Report Warns of Dual Risks for Real Estate

By Pan Che and Zhang Lantai
China’s housing market continues to face deeply entrenched problems including a dearth of diverse housing stock, a lack of affordable housing due to insufficient government support, and a geographic-demographic supply mismatch. Photo: Visual China
China’s housing market continues to face deeply entrenched problems including a dearth of diverse housing stock, a lack of affordable housing due to insufficient government support, and a geographic-demographic supply mismatch. Photo: Visual China

The two major risks facing China’s real estate market are that the bubble could continue to inflate or eventually burst, a new report warned.

China’s property market still faces dual major risks as short-term administrative curbing policies to cool the housing market hold up and long-term adjustment methods are still yet to come, a top government think tank warned.

The first risk is that property prices will surge following a prolonged government-mandated clampdown that subdued price growth, worsening the real estate bubble, according to the report by the National Academy of Economics Strategy (NAES) and the Global Urban Competitiveness Research Center for City and Competitiveness. Both institutions are affiliated with the Chinese Academy of Social Sciences, a top government think tank.

The second is that the market will lose its long-held expectation that home prices will always go up, causing the bubble to burst and property prices to plummet.

Neither is a scenario that the government wants to see. The proof is that many city and provincial governments are trying to curb monthly growth, but still tolerate the year-on-year price increase.

Beijing, where the average price of housing grew nearly fivefold over the last decade, fired the first salvo in the last round of housing market controls at the end of September 2016. The capital city was soon followed by Shanghai, Guangzhou, Hangzhou, Nanjing and other major cities.

These restrictions, which have been strengthened this year, have effectively “contained the excessively rapid growth of housing prices in major cities,” the report said.

However, there is still a chance things will go wrong, according to Ni Pengfei, a researcher at the NAES. “In the short term, the bigger risk is that the bubble will grow larger,” Ni said.

Local governments are likely to eventually relax housing restrictions, Ni said. If that happens, it’s possible that housing prices will spike, causing the bubble to begin inflating again.

The local governments have a good reason to ease up on the restrictions because they generate a great deal of their revenue from land sales, Ni said. They rely on the money raised from land auctions to support urban infrastructure construction and public services development.

China’s housing market continues to face deeply entrenched problems, which have worsened the risks facing the property market. The problems are a dearth of diverse housing stock, a lack of affordable housing due to insufficient government support, and a geographic-demographic supply mismatch. The mismatch has resulted in a housing shortage in China’s overcrowded cities and a glut in the country’s smaller cities.

The report advised the government to promote rental housing and next year accelerate the timetable for instituting a property tax in the next year. The goal is to establish a long-term housing policy that fosters more diversity in the housing supply and healthier overall growth in property market. In the meantime, however, the government should stick to the current regime of restrictions through 2018.
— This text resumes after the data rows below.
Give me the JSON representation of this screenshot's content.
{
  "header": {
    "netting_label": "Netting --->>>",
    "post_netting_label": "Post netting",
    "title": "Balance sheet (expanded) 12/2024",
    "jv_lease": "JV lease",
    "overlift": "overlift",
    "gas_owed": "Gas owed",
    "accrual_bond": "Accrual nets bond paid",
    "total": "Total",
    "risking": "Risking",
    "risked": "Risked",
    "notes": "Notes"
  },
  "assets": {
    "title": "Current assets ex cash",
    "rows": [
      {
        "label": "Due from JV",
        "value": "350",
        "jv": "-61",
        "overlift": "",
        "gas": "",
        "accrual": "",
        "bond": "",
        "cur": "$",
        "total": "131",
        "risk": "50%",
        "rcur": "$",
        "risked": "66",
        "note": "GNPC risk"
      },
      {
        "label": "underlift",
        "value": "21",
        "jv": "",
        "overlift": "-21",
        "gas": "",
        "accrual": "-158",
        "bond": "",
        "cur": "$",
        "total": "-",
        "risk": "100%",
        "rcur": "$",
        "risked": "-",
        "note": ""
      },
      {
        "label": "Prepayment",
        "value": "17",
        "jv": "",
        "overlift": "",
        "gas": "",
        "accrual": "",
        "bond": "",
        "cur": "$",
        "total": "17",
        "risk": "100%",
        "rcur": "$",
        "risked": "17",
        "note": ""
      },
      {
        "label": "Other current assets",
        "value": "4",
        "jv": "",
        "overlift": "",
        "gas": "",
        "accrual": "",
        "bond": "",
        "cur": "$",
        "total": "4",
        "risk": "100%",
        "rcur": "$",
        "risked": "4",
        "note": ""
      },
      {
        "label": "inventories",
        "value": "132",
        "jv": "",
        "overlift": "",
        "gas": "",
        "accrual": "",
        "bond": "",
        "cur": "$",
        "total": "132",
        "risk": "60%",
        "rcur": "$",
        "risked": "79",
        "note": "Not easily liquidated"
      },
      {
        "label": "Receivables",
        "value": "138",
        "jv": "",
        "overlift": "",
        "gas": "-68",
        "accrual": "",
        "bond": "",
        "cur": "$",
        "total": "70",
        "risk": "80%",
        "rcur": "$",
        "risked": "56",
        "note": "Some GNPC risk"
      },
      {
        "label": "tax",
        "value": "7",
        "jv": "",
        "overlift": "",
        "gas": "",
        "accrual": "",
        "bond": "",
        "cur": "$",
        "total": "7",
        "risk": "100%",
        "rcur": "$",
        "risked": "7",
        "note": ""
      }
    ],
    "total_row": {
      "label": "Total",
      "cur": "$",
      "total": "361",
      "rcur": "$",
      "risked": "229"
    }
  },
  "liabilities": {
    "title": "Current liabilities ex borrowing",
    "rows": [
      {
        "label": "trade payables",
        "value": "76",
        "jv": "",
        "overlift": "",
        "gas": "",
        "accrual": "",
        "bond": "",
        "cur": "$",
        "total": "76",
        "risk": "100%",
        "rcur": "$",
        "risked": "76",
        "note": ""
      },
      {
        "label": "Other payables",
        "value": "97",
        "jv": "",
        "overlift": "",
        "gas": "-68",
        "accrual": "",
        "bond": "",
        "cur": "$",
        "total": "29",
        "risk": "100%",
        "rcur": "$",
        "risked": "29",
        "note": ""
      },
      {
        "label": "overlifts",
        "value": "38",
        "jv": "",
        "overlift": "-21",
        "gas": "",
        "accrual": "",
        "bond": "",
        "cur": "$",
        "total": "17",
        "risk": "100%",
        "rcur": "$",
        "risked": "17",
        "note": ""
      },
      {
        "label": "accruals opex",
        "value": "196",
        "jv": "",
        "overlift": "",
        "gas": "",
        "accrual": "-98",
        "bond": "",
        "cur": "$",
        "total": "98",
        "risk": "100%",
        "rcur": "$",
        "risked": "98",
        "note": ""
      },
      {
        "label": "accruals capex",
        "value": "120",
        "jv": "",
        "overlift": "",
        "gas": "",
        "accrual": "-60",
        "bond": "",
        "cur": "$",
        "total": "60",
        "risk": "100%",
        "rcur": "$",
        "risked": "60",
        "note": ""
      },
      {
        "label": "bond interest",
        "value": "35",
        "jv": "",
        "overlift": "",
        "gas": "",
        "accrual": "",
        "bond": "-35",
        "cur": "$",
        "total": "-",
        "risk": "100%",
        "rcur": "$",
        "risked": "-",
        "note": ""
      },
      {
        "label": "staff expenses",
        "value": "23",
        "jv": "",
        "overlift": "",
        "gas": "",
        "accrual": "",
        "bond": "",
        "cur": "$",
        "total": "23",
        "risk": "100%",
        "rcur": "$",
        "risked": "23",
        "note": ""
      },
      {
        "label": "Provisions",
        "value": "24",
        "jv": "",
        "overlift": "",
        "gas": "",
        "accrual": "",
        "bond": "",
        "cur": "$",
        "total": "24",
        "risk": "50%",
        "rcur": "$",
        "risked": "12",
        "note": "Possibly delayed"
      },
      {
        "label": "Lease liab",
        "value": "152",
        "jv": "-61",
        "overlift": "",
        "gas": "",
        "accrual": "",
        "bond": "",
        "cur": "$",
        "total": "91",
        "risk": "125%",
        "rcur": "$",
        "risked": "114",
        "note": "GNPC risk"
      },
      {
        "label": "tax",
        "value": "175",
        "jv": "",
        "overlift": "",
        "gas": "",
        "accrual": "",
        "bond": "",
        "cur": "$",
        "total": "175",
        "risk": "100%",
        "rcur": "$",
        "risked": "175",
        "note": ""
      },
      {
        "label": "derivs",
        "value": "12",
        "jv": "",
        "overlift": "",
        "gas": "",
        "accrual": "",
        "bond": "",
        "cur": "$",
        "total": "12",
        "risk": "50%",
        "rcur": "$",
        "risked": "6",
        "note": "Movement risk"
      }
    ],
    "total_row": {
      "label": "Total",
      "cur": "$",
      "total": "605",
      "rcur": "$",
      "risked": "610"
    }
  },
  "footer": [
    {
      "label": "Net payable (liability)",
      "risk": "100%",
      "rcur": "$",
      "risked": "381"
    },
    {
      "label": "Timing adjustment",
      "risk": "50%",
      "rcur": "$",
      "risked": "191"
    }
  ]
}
The report also suggested that the government should lower the entry threshold so more companies and other private entities can participate in affordable housing and the residential housing market, in a bid to provide more options for different groups, whose housing needs are diversified.

Despite the problem, the housing market isn’t facing an immediate crisis. “As long as there are not any big policy changes, China’s housing market will remain stable in 2018,” the report said.

Growth in house prices might continue to creep down and sales growth will soften after this year as the country’s housing inventory continues to decline, the report said.

On the investment front, the report estimated that real estate investment in 2018 will be a tad lower than that of 2017. It said strong investment in real estate had helped drive China’s economy as the high-tech investors and services sectors’ support for the growth has proved to be limited.

During the first 10 months, real estate investment grew 7.8% year-on-year to 9.05 trillion yuan ($1.37 trillion), higher than the 6.9% growth in all of 2016. The report forecast that final real estate investment will account for 1.01 percentage points of China’s GDP growth in 2017.